İstanbul Film Festivali Direktörü Azize Tan'ın yanı sıra Zeki Demirkubuz ile festivalin jüri üyelerinin katıldığı basın toplantısında, Ulusal Yarışma, Ulusal Belgesel Yarışması, Uluslararası Yarışma, İnsan Hakları Yarışması, Yarışma Dışı ve Yeni Türkiye Sineması bölümlerinde gösterilen filmlerin büyük çoğunluğu, filmlerini göstermeme kararı aldı.
Toplantıda, festivallerde gösterilecek Türkiye'de üretilmiş yapımların kayıt tescil belgesi almış olmasını zorunlu tutan "Sinema Filmlerinin Değerlendirilmesi ve Sınıflandırılmasına İlişkin Usul ve Esaslar Hakkında Yönetmelik"in değişmesi ve yerli ve yabancı filmler arasında gözetilen farklı uygulamanın kaldırılmasının sağlanması için tüm sektöre, festivallere, meslek birliklerine dayanışma içinde olma çağrısı yapıldı.
"YENİ SİNEMA YASASI ÇIKARILMALI"
İstanbul Film Festivali, filmlerini göstermeme kararı alan film ekiplerini gösterim saatlerinde sinema salonlarına gelerek, kendilerine ait olan bu süreyi bir tartışma alanına çevirmeye davet etti.
BAKUR BELGESELİNE ENGELLEME
İstanbul Film Festivali'nde, PKK'lıların yaşamını anlatan Kuzey/Bakur belgeselinin gösterimi Kültür Bakanlığı tarafından "kayıt tescil belgesi" olmadığı gerekçesiyle engellenince başlayan krizde, uluslararası jüri yarışmadan çekildi.
KÜLTÜR BAKANLIĞI AÇIKLAMA YAPTI
Kültür ve Turizm Bakanlığı, Bakur/Kuzey adlı belgeselin İKSV tarafından düzenlenen festivalden çıkarılmasına Bakanlık tarafından karar verildiğine dair yapılan açıklamalara ve bunun sonucunda yapılan haberlere ilişkin kamuoyunun doğru bilgilendirilmesine ihtiyaç duyulduğu belirtildi.
Bakanlık açıklamasında şunlar kaydedildi: "Söz konusu yazı festival yönetimine yeni gönderilmemiş olup, ilgili mevzuatın hükümlerinin hatırlatıldığı 9 Ocak 2014'te gönderilen genel bir bilgilendirme yazısıdır.
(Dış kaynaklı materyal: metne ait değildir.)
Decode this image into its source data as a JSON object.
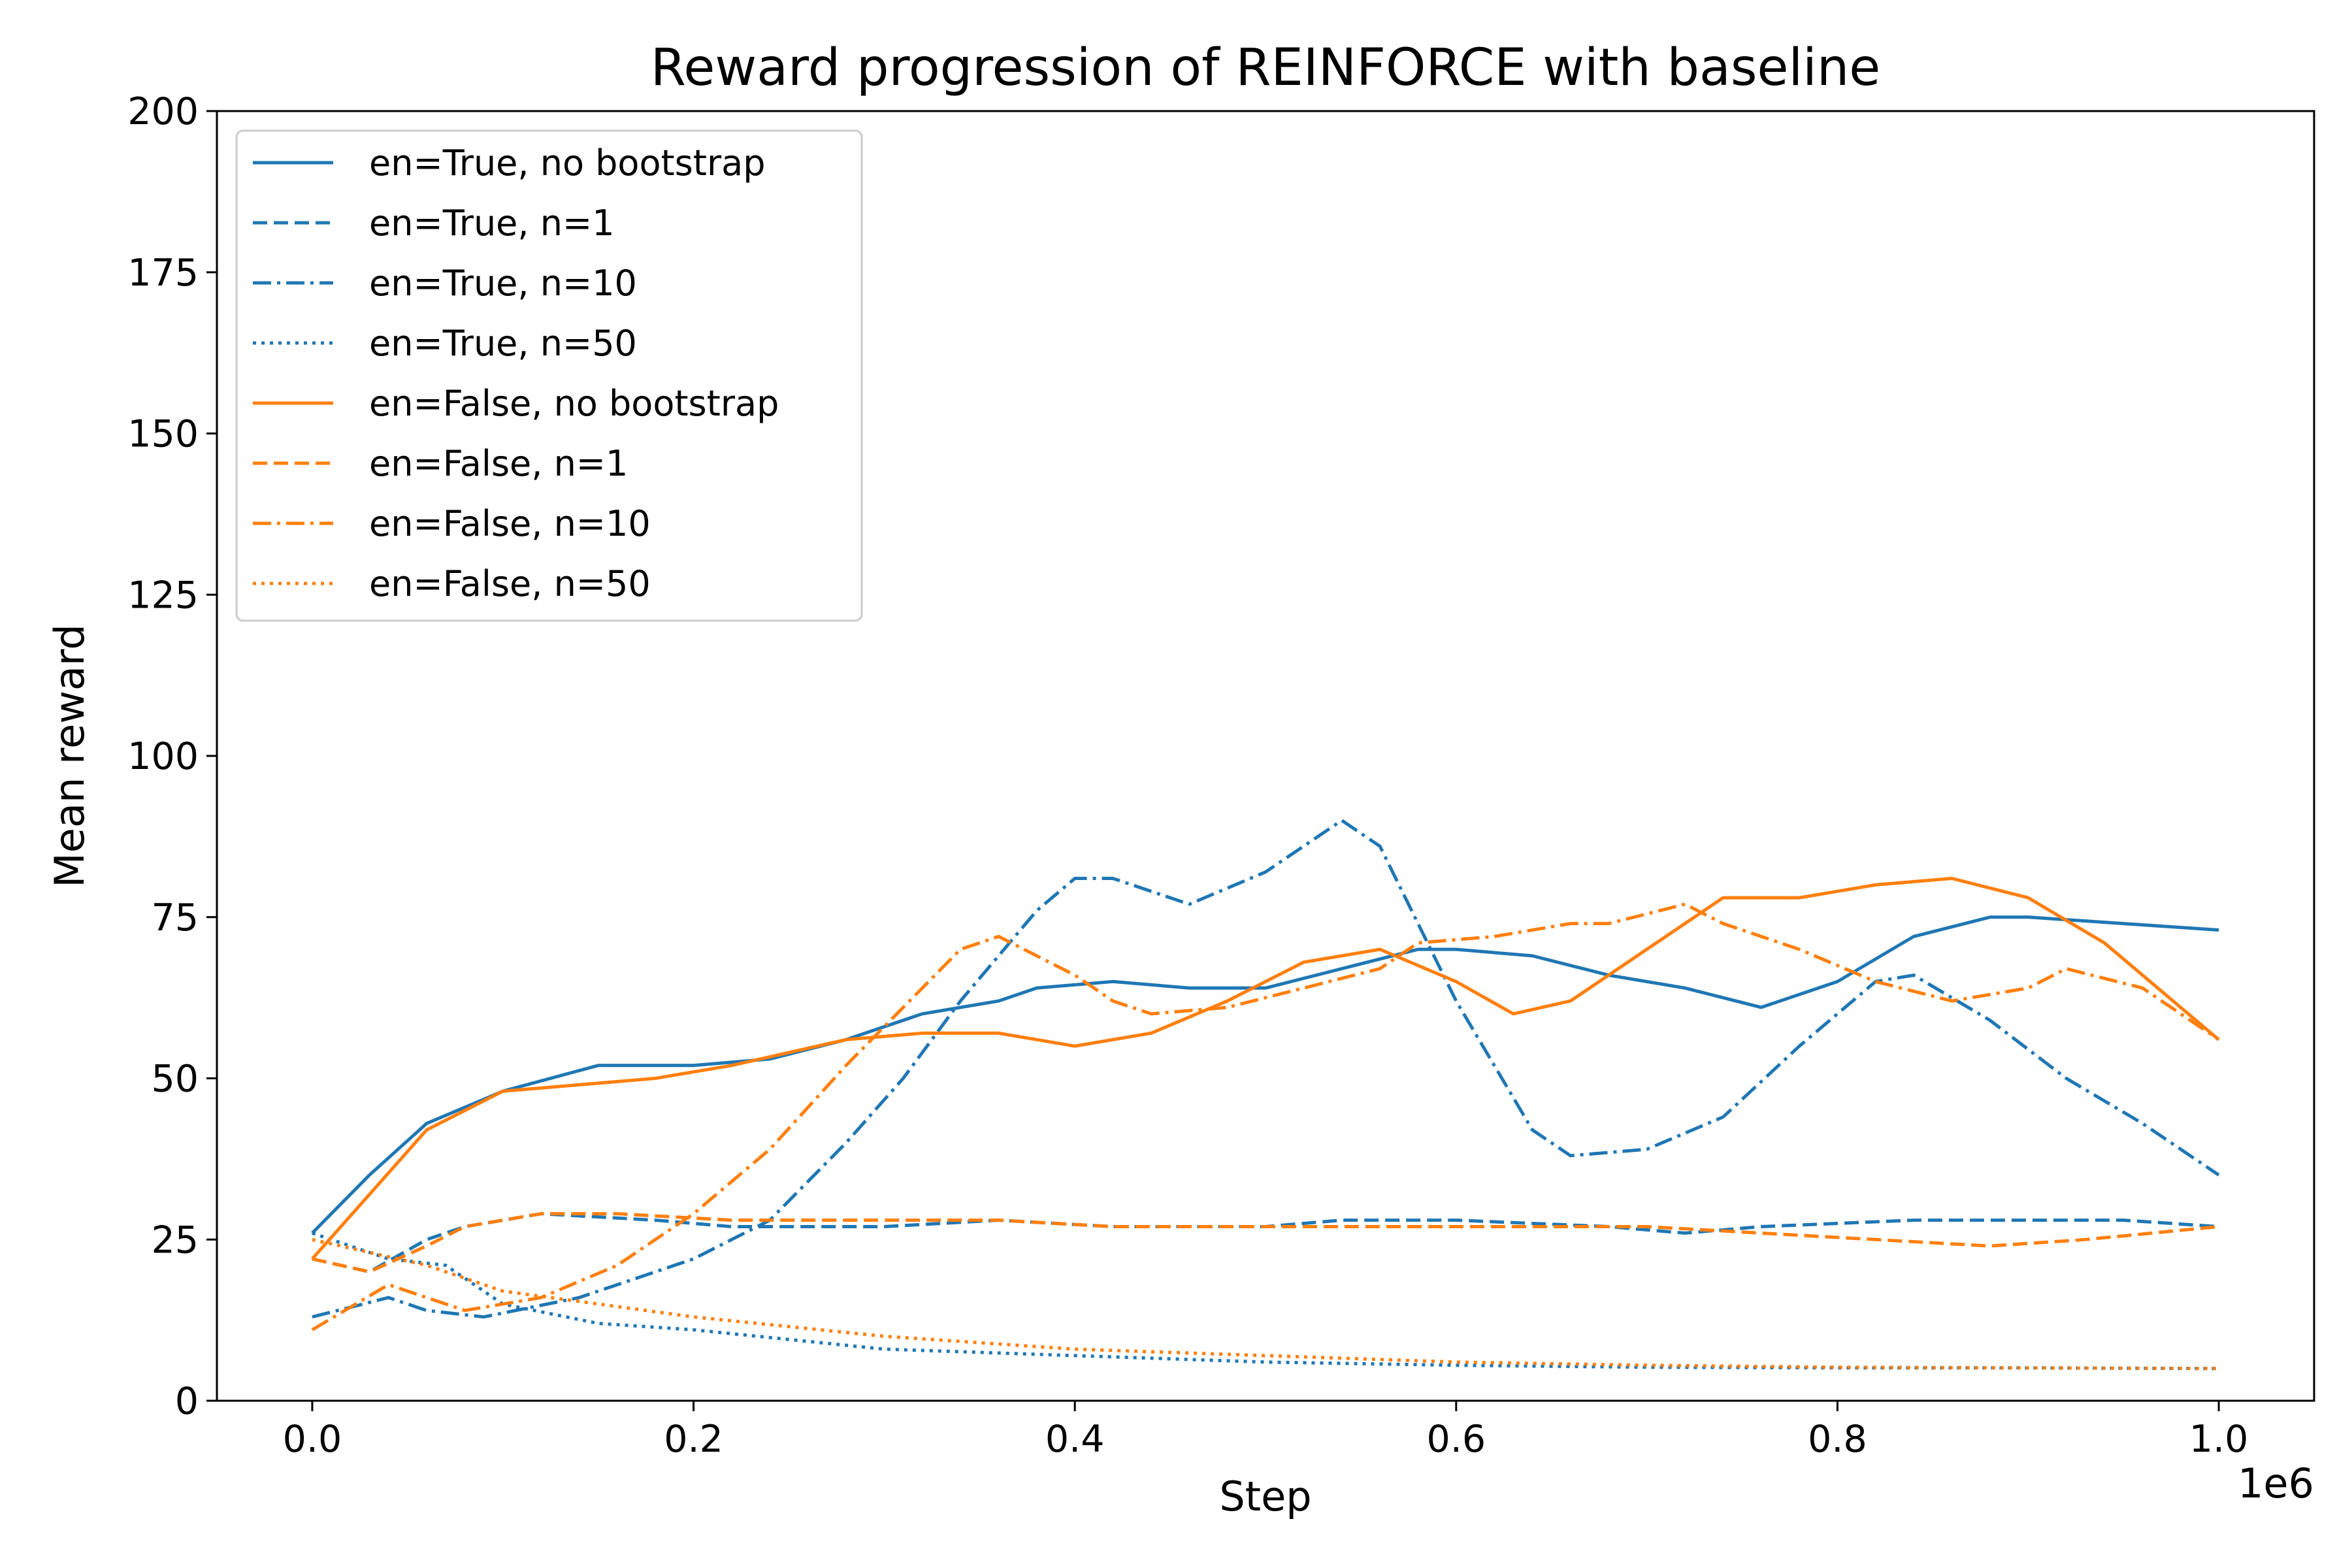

Festival yönetiminin eski tarihli genel bir yazıyı yeni gönderilmiş gibi lanse etmesi, kabul edilemez ve maksatlı bir tutumdur. Festival yönetiminin tüm bilgi ve tecrübesine rağmen gerçekleştirdiği eksik uygulamaların neticesinde gelinen noktanın tamamen yönetim zafiyeti ve sorumluluk anlayışıyla bağdaşmayan bir durum olduğu açıktır. Hal böyle iken festival yönetiminin mevcut noksanlıkları ve yanlış uygulamalarını saklayarak, sanki Bakanlık sansür uyguluyormuş gibi bir anlayışa sevk edecek açıklamalarda bulunması bu sorumsuzluğu daha da pekiştirmektedir."
Açıklamada, özgürlüğün ancak yasaların uygulanmasıyla teminat altına alınabilecek en önemli değer olduğu, istisnasız tüm kişi ve kuruluşlara sorumluluk yüklediği vurgulanarak, şöyle devam edildi: "Ayrıca filmle ilgili yapılan haberlerde 'PKK belgeseli' nitelemesinin kullanılmasının da işaret ettiği gibi ortada terör örgütü propagandasının söz konusu olması, hiçbir şekilde temel demokratik değerlerle ve düşünce özgürlüğünün evrensel kriterleriyle bağdaşmayan bir durumdur. Bu noktada da 'PKK belgeseli' nitelemesinin işaret ettiği gibi, terör örgütü propagandası konusu da söz konusu vakfı ve festival yönetimini ilgilendirmektedir. Tüm bunların öncesinde ise gerek festival yönetimince gerekse de filmin yapımcıları tarafından filmin gösterimi için yerine getirmekle yükümlü oldukları yasal sürecin hiçbir şekilde başlatılmadığı hatta yok sayıldığı da açıktır. Noksanlıkları gizleyerek, yanlışlıklar silsilesi olarak devam eden bu süreçte Bakanlığımızı sansür uygulayan bir kurum olarak göstermeye çalışmak en hafif ifadeyle yalan beyandır. Bu itibarla, aksine iddialar gerçekle bağdaşmamaktadır."